Cottage Color Schemes: Start with White
The clearest sign you are in a cottage-style home is the prevalence of white. Used in beachfront cottages, lakeside cabins, or cul-de-sac-hugging bungalows, white walls and woodwork exude cheerfulness. White makes a room feel clean, airy, and bright. Often in cottages, the furnishings are also white, from slipcovered sofas to whitewashed cabinets. The other hallmarks of cottage style are the colors that tie in to its inspiring environment: Beachy cottages feature watery blues and sunny yellows. Garden cottages have petal pinks and leafy greens throughout their spaces. These appealing hues harmonize naturally with the crisp backdrop.
The monochromatic all-white cottage color scheme is impressive. It is the essence of simplicity and restraint. White on the walls and woodwork continues onto the furnishings and upholstery. Even the floors can be painted white. Some of these schemes fall on the modern edge of the style spectrum, with clean-lined furnishings and minimalist art and collectibles. Other all-white schemes are used to convey romance, with flouncy slipcovers, crystal chandeliers, and ornate accessories.
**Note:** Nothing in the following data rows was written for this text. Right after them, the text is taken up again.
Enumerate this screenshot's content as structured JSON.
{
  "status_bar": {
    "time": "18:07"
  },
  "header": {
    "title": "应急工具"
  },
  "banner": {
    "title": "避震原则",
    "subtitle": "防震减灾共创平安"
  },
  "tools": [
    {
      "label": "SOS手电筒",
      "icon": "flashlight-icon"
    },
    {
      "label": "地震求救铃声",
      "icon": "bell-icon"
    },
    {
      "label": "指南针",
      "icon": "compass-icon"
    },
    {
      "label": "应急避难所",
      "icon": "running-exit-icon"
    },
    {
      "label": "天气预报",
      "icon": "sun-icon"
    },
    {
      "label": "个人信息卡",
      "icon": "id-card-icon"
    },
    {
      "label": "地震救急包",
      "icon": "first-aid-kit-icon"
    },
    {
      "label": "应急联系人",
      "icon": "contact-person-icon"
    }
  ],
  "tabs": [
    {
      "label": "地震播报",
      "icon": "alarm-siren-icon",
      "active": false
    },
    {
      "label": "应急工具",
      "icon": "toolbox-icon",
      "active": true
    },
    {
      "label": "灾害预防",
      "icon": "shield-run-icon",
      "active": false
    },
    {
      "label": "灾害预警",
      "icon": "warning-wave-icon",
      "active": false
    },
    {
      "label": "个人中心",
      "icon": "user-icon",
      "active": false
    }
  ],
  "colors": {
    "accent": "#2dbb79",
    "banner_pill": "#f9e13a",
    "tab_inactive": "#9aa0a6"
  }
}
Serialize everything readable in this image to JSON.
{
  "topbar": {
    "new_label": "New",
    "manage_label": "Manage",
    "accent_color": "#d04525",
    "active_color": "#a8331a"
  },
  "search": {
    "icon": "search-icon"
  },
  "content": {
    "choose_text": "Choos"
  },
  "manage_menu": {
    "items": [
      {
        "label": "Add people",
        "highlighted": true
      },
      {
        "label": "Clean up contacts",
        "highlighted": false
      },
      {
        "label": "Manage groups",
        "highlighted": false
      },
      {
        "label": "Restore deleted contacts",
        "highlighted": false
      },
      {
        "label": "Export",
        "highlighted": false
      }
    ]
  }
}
A less restrained but still edited color scheme is the two-color palette. White is paired with a cottagey hue, such as yellow, green, pink, or blue. By sticking to just one complement to white, you can make easy decisions about art and accessories. If it doesn't reinforce the palette, you can skip it. A two-color palette works well in a kitchen, where decorative flourishes are limited. Pick one shade for the cabinets, and one shade for the walls. For this palette to be successful, one of the colors should be dominant, taking up slightly more visual real estate than the other. In this white-and-blue living room, for example, white appears more -- on the large portion of the walls, the slipcovers, and the wide frames around the artwork. Blue still makes its presence known but doesn't fight for attention.
Go for a Trio
Another version of a cottagey color palette involves a trio of hues used in equal, balanced amounts. White, pink, and blue is a popular version, with blues ranging from aqua to royal, and pinks from blush to raspberry. A primary palette of blue, yellow, and red is also a common sight. Sometimes derived from nautical flags or garden blooms, it conveys simplicity. It's also easy on the eye because they are the building block colors we see everywhere. To be successful, this palette should reside in the middle of the brightness spectrum, neither too pale nor too intense.